Or, ce sont bien souvent les situations de surpopulation qui conduisent à des conditions de détention contraires à la dignité de la personne humaine. En effet, la surpopulation a des conséquences désastreuses sur la qualité de la détention : elle augmente la promiscuité, transforme des cellules individuelles en dortoirs, accentue la perte d'intimité, accélère la dégradation des locaux et entraîne parfois d'importantes carences en matière d'hygiène et de salubrité.

D'importants efforts ont été entrepris ces dernières années pour remédier à ce problème et revenir à une situation adaptée et respectueuse des droits. D'une part, nous agissons sur les conditions carcérales. Vous l'avez dit, monsieur le ministre : sous l'effet d'une hausse sans précédent depuis 2017, le budget de l'administration pénitentiaire fait de l'amélioration du parc pénitentiaire une priorité. Le programme immobilier monte en puissance et les chiffres que vous nous avez annoncés ce matin le démontrent, en matière de création de places. Des moyens budgétaires supplémentaires sont également dégagés pour améliorer l'entretien du parc existant. La dotation pour la maintenance de nos établissements s'établit ainsi, pour 2021, à 110 millions d'euros.

D'autre part, nous agissons également pour diminuer le nombre de personnes détenues et ainsi réduire la pression qui s'exerce sur notre système carcéral. Je le rappelle : nous avons voté la loi du 23 mars 2019 de programmation 2018-2022 et de réforme pour la justice, qui organise la réforme de l'échelle des peines et pose le principe d'interdiction de peines d'emprisonnement ferme d'une durée inférieure à un mois, ainsi que l'aménagement ab initio des peines d'une durée comprise entre un et six mois d'emprisonnement ferme. Ces mesures vont dans la bonne direction, mais nous devons sans doute aujourd'hui réaffirmer notre engagement en faveur du développement des alternatives à la détention et accentuer la prise en main de ces dispositifs par les magistrats, car c'est, j'en suis convaincue, une des clefs pour réduire la surpopulation carcérale et garantir à nos détenus les meilleures conditions de détention possibles.

Malgré ces efforts, la situation demeure préoccupante dans de nombreux établissements pénitentiaires. Nous devons donc poursuivre résolument nos actions pour y remédier. Il s'agit là d'un objectif crucial qui est, en effet, non seulement au coeur de nos préoccupations en tant que législateurs, mais également au coeur des politiques pénales et pénitentiaires mises en oeuvre par le Gouvernement.

Ce n'est toutefois ni l'objet ni l'objectif de la proposition de loi, qui porte sur un sujet bien spécifique et précis : la création d'une nouvelle voie de recours.

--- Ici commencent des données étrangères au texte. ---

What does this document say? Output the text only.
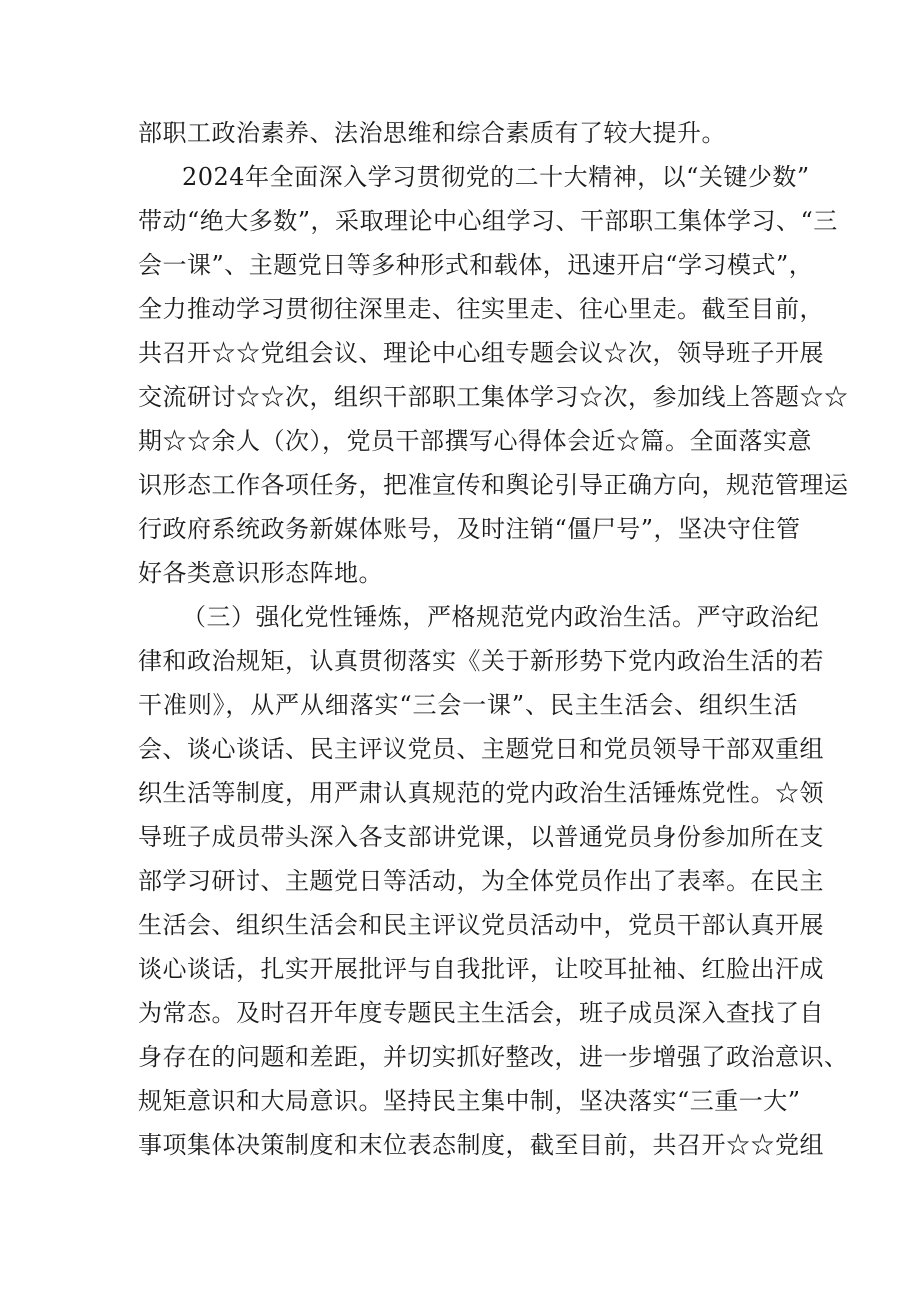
部职工政治素养、法治思维和综合素质有了较大提升。
2024年全面深入学习贯彻党的二十大精神，以“关键少数”
带动“绝大多数”，采取理论中心组学习、干部职工集体学习、“三
会一课”、主题党日等多种形式和载体，迅速开启“学习模式”，
全力推动学习贯彻往深里走、往实里走、往心里走。截至目前，
共召开☆☆党组会议、理论中心组专题会议☆次，领导班子开展
交流研讨☆☆次，组织干部职工集体学习☆次，参加线上答题☆☆
期☆☆余人（次），党员干部撰写心得体会近☆篇。全面落实意
识形态工作各项任务，把准宣传和舆论引导正确方向，规范管理运
行政府系统政务新媒体账号，及时注销“僵尸号”，坚决守住管
好各类意识形态阵地。
（三）强化党性锤炼，严格规范党内政治生活。严守政治纪
律和政治规矩，认真贯彻落实《关于新形势下党内政治生活的若
干准则》，从严从细落实“三会一课”、民主生活会、组织生活
会、谈心谈话、民主评议党员、主题党日和党员领导干部双重组
织生活等制度，用严肃认真规范的党内政治生活锤炼党性。☆领
导班子成员带头深入各支部讲党课，以普通党员身份参加所在支
部学习研讨、主题党日等活动，为全体党员作出了表率。在民主
生活会、组织生活会和民主评议党员活动中，党员干部认真开展
谈心谈话，扎实开展批评与自我批评，让咬耳扯袖、红脸出汗成
为常态。及时召开年度专题民主生活会，班子成员深入查找了自
身存在的问题和差距，并切实抓好整改，进一步增强了政治意识、
规矩意识和大局意识。坚持民主集中制，坚决落实“三重一大”
事项集体决策制度和末位表态制度，截至目前，共召开☆☆党组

Bien sûr, celle-ci est liée aux conditions indignes de détention, mais elle n'a pour objectif ni de créer une porte d'entrée pour agir à grande échelle dans ce domaine, ni d'engendrer une nouvelle voie de remise en liberté pour les détenus.

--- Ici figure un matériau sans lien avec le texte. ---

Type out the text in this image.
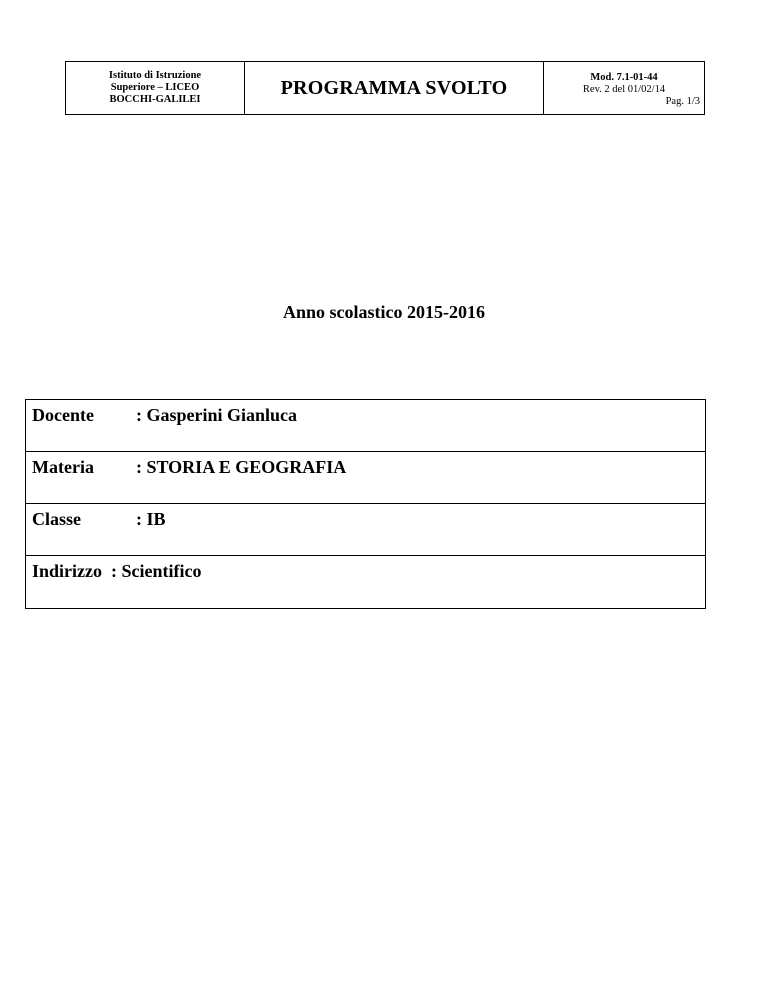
Istituto di Istruzione
Superiore – LICEO
BOCCHI-GALILEI
	PROGRAMMA SVOLTO	Mod. 7.1-01-44
Rev. 2 del 01/02/14
Pag. 1/3
Anno scolastico 2015-2016
Docente	: Gasperini Gianluca
Materia	: STORIA E GEOGRAFIA
Classe	: IB
Indirizzo : Scientifico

Alors, que fait ce texte ? Il crée une nouvelle voie de recours ouverte à toutes les personnes détenues pour saisir le juge de conditions de détention contraires au respect de la dignité de la personne humaine. Il précise donc la procédure de cette nouvelle voie de recours, organisée en trois grandes étapes : tout d'abord, le dépôt d'une requête dont le juge évalue la recevabilité ; ensuite, si la requête est recevable, le juge fait procéder à des vérifications et recueille les observations de l'administration pénitentiaire, après quoi, au vu de ces éléments, il se prononce sur le bienfondé de la requête et, le cas échéant, fait connaître à l'administration pénitentiaire les conditions de détention qu'il considère comme indignes et il lui fixe un délai pour y mettre fin ; enfin, arrive une troisième étape qui ne sera qu'éventuelle : si l'administration pénitentiaire ne parvient pas à résoudre le problème dans le délai imparti, le juge prend lui-même une décision pour remédier à la situation. Je rappelle que sa décision peut, selon les circonstances, être de trois ordres : transfert, mise en liberté ou aménagement de peine.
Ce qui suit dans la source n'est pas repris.